Segmentation and my first Python script

The next thing I did was create a Python script to segment the larger audio file into 50 individual files with useful filenames. I adapted a script that uses the Python bindings for FFmpeg, a tool for converting audio. The script takes the following arguments:

  1. Audio file to be segmented
  2. File with timing information
  3. Speaker name
  4. List number

Aside from argument 1, these are unclear. Let’s go into them.

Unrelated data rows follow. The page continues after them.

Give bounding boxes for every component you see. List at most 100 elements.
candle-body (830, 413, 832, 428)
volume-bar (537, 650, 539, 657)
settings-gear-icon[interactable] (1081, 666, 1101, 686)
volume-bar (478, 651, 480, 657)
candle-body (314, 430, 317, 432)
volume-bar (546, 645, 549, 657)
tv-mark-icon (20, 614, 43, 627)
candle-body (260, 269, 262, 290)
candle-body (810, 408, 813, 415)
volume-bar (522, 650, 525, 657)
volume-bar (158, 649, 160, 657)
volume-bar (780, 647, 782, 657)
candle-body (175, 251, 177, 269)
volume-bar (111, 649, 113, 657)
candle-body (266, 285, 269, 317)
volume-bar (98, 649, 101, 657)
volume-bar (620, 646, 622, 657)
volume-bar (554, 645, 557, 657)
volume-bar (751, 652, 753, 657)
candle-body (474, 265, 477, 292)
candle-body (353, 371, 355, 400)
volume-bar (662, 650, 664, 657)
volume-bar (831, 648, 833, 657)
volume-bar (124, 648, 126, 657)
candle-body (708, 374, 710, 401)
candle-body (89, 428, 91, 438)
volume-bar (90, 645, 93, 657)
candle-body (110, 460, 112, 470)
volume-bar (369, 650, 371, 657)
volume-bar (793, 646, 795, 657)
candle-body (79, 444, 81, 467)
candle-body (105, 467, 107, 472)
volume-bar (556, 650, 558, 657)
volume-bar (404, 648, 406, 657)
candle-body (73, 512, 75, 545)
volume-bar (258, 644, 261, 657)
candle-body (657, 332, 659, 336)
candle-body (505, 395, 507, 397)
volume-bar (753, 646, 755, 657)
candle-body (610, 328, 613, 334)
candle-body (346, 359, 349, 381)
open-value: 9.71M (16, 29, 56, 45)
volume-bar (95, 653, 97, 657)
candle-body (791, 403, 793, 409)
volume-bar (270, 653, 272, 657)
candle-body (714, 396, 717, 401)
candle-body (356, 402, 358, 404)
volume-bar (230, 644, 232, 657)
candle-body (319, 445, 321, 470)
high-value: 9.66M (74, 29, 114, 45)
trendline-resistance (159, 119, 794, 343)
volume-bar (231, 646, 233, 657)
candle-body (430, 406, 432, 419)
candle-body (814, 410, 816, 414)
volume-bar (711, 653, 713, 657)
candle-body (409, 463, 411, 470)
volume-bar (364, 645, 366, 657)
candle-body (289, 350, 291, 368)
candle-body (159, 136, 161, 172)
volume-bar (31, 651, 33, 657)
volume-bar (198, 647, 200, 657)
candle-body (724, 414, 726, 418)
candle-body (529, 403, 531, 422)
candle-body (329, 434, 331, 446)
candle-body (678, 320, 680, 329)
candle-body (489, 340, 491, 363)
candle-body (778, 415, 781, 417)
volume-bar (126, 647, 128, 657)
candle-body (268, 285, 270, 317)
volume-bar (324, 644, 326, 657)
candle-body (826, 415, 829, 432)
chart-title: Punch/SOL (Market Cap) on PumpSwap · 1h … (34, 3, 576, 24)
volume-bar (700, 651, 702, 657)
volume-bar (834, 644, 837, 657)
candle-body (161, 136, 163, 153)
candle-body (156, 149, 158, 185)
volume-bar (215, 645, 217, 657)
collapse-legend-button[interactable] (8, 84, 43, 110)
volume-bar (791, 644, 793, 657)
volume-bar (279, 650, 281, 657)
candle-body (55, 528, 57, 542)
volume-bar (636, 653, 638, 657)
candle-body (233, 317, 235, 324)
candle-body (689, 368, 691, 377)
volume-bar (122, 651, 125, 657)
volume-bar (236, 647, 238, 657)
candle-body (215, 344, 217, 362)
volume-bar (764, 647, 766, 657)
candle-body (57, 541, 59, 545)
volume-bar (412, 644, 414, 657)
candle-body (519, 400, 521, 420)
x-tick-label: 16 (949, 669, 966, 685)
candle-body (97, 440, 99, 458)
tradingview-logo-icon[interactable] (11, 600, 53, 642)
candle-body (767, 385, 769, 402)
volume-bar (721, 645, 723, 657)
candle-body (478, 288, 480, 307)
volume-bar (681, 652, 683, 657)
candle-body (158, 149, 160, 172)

For timing information, I used the CSV file output by Gentle in the previous step. A few lines of that look like this:

which,which,20.8,21.51
doc,doc,21.91,22.46
https,<unk>,22.94,23.98

The first item of each line is the expected word, followed by the found word, then the timestamps for the start and end of the word respectively. As you can see in the sample above, some words weren’t found by Gentle but were given accurate timing info anyway. I can only assume that the “word” “https” was not in the dictionary that Gentle uses in its alignment process. To avoid issues like this, my script looks only at the expected word and timing info.

It tells FFmpeg to create a new audio file beginning at the start time. It then subtracts the start time from the end time and tells it that the file should last for that length of time.

I foresee that, as the body of word files increases in size, there could be repeated words. We may also involve additional speakers, whose lists of words may overlap, and we may want to do multiple takes where words are spoken with different affect. Hence the speaker name and list number. If the speaker name argument is ‘aaron’ or ‘ian’ (my collaborator and myself, so the two most common speakers), it appends a ‘-a’ or ‘-i’ to the filename. For other speakers it simply passes on their name, like ‘-fernanda’. The list number adds a number after another dash. So a typical file from my list might have the name ‘any-i-1.wav’.

Here is what the command line code to run the script might look like:

python3 splitnames.py 1-50.wav 1-50-gentle.csv i 1

After running each set of 50 words, I listened to the files to make sure they were segmented properly and manually re-edited any that didn’t work. For an entire 1000 word list, there were fewer than ten files that didn’t work — saving me a lot of time over manually chopping each word.